2. The power supply of claim 1, wherein when a voltage detected in the energy storage unit is equal to or smaller than a preset voltage, the switch unit is turned on so as to form a bypass circuit in the first resistor unit.

3. A power supply for a submodule controller of an MMC converter, the power supply comprising:

a first resistor unit configured with N series-connected resistors that are connected in parallel to the energy storage unit;

a second resistor unit connected in series to the first resistor unit;

a switching unit configured with N switches respectively connected in parallel to the N resistors constituting the first resistor unit; and

a DC/DC converter converting a voltage output from output terminals formed in both ends of the second resistor unit into a low voltage, and supplying the same to a submodule controller.

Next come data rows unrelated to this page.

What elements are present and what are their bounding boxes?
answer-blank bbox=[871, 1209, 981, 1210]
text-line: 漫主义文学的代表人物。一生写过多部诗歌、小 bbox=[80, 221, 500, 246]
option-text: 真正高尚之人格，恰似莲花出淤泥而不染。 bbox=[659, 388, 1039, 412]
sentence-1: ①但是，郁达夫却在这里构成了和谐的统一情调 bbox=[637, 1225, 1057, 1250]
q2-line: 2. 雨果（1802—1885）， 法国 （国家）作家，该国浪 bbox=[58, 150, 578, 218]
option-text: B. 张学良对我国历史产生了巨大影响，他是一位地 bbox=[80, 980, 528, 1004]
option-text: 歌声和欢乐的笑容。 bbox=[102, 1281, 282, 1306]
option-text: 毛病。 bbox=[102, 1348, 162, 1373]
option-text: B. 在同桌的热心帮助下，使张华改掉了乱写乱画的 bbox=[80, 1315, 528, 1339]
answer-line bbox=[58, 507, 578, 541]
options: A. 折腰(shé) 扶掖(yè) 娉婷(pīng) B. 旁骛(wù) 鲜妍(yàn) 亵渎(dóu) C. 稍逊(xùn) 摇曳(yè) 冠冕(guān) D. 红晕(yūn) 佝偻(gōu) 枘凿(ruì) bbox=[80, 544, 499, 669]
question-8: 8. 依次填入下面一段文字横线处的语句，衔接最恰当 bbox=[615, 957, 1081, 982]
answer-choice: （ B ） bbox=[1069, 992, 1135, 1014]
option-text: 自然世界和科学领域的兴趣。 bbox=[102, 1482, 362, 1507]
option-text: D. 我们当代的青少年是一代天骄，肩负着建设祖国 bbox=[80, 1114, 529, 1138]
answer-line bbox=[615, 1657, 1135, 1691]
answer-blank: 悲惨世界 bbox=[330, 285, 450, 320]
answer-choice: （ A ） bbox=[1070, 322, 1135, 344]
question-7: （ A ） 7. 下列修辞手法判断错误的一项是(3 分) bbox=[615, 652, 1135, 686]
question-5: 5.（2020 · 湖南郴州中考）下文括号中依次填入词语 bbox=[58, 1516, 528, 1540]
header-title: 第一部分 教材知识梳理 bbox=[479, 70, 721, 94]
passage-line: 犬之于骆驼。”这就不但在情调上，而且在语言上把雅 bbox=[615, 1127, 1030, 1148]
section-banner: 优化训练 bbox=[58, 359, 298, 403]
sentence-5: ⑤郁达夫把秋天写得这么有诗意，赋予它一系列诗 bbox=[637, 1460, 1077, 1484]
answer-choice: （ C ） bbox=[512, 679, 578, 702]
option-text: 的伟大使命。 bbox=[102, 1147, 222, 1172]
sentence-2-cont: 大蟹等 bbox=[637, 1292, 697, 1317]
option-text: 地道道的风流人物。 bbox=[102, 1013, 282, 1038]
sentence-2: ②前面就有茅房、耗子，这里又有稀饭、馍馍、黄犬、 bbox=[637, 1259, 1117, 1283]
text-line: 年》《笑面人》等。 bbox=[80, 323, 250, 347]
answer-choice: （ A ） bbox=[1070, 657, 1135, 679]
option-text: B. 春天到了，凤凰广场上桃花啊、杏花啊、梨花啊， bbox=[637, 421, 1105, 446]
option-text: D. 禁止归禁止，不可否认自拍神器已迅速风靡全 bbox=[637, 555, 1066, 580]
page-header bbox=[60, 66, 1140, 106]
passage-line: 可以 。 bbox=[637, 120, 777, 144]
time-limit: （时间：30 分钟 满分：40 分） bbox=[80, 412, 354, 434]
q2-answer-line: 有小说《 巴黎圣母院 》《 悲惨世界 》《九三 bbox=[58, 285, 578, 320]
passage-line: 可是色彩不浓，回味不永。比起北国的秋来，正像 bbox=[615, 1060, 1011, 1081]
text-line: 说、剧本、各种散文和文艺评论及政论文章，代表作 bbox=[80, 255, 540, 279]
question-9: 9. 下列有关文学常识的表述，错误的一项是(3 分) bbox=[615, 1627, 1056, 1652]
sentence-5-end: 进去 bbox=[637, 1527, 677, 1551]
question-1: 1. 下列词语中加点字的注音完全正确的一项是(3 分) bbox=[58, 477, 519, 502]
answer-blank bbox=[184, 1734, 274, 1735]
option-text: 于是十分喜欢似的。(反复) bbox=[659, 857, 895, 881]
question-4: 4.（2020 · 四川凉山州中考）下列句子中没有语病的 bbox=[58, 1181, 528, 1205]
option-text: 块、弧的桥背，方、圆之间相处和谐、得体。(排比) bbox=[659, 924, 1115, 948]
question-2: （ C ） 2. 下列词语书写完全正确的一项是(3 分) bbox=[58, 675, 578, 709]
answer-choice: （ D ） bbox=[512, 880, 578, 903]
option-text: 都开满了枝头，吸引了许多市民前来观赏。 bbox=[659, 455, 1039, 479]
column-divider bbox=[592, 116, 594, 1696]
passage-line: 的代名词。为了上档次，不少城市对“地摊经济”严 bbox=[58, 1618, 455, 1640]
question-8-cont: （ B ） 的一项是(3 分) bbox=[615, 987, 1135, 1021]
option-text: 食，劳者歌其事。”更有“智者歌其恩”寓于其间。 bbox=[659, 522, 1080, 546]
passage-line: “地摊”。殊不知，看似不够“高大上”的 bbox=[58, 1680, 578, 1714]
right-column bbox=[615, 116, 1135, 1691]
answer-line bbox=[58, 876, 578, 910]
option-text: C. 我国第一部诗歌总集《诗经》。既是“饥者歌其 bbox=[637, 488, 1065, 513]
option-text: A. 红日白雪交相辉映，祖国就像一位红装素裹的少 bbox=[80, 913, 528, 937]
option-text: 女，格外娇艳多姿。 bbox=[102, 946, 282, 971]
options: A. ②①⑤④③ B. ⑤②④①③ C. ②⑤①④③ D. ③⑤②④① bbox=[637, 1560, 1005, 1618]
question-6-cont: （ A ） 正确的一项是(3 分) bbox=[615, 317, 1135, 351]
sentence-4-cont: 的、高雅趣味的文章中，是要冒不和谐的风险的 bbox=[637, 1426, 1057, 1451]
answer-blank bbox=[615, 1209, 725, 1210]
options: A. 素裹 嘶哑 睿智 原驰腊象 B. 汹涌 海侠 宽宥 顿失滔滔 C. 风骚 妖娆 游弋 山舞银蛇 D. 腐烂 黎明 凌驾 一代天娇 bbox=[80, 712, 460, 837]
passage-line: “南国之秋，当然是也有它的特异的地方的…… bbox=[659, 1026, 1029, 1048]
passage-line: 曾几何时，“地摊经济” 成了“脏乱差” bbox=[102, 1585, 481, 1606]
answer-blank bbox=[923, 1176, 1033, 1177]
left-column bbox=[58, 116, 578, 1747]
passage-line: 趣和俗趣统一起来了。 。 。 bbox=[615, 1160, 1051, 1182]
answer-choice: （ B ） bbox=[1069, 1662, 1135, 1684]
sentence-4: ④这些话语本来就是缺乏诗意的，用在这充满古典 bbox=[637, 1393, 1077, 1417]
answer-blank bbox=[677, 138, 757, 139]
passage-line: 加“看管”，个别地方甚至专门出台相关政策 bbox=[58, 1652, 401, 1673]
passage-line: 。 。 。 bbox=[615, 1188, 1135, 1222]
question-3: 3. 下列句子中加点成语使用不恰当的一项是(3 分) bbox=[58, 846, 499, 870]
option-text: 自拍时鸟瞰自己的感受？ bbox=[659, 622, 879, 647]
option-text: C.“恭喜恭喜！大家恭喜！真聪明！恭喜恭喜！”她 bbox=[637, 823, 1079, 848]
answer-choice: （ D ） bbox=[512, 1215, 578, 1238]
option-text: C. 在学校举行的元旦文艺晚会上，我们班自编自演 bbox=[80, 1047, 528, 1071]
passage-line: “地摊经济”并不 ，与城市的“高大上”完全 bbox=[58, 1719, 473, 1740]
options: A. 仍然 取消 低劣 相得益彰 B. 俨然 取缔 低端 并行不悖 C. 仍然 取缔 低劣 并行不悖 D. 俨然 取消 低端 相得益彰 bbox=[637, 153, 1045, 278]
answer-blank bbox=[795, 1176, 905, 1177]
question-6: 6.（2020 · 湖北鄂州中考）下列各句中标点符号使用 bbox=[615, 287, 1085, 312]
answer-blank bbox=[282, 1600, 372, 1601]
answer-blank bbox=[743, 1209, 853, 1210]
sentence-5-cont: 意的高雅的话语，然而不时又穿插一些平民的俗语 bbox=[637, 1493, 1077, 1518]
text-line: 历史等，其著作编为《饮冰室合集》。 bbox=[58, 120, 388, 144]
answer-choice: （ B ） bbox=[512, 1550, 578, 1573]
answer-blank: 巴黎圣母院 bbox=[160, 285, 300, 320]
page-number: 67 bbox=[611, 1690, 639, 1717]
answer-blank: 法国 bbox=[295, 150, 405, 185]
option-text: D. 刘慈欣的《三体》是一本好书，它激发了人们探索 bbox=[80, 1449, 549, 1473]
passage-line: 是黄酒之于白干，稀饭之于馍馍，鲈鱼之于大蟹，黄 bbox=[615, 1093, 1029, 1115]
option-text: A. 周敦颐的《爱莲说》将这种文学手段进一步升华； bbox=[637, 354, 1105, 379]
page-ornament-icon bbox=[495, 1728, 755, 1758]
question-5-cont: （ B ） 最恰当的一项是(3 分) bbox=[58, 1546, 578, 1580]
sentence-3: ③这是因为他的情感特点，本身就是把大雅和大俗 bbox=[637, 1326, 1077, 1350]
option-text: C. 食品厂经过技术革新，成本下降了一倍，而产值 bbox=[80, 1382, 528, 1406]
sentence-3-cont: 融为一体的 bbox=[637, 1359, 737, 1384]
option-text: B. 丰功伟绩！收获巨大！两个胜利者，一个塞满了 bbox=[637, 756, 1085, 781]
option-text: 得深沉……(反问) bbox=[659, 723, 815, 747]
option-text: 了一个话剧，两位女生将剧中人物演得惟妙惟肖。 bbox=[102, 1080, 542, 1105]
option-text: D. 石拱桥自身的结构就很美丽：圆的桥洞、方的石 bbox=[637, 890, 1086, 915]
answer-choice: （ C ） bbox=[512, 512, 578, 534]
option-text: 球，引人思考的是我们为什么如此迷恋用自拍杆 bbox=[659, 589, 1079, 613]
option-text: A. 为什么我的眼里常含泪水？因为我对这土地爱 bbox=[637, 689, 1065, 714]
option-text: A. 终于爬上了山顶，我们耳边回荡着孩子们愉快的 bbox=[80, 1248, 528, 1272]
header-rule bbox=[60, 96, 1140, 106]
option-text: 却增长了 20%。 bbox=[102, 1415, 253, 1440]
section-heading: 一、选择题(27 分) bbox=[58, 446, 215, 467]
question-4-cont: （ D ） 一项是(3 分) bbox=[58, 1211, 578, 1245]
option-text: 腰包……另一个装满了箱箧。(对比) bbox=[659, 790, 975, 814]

4. The power supply of claim 3, wherein n switches of the switching unit which are respectively connected in parallel to n resistors (n≤N) are turned on so as to form a bypass circuit in the n resistors among the N resistors constituting the first resistor unit according to a voltage detected in the energy storage unit.

5. The power supply of claim 4, wherein the n switches of the switching unit are turned on by setting an n value such that a number of the first resistors in which the bypass circuit is formed among the N resistors constituting the first resistor unit becomes smaller when the voltage detected in the energy storage unit is larger.

6. The power supply of claim 1, wherein the bridge circuit includes one of a half bridge circuit or a full bridge circuit.

7. The power supply of any one of claim 3, wherein the bridge circuit includes one of a half bridge circuit or a full bridge circuit.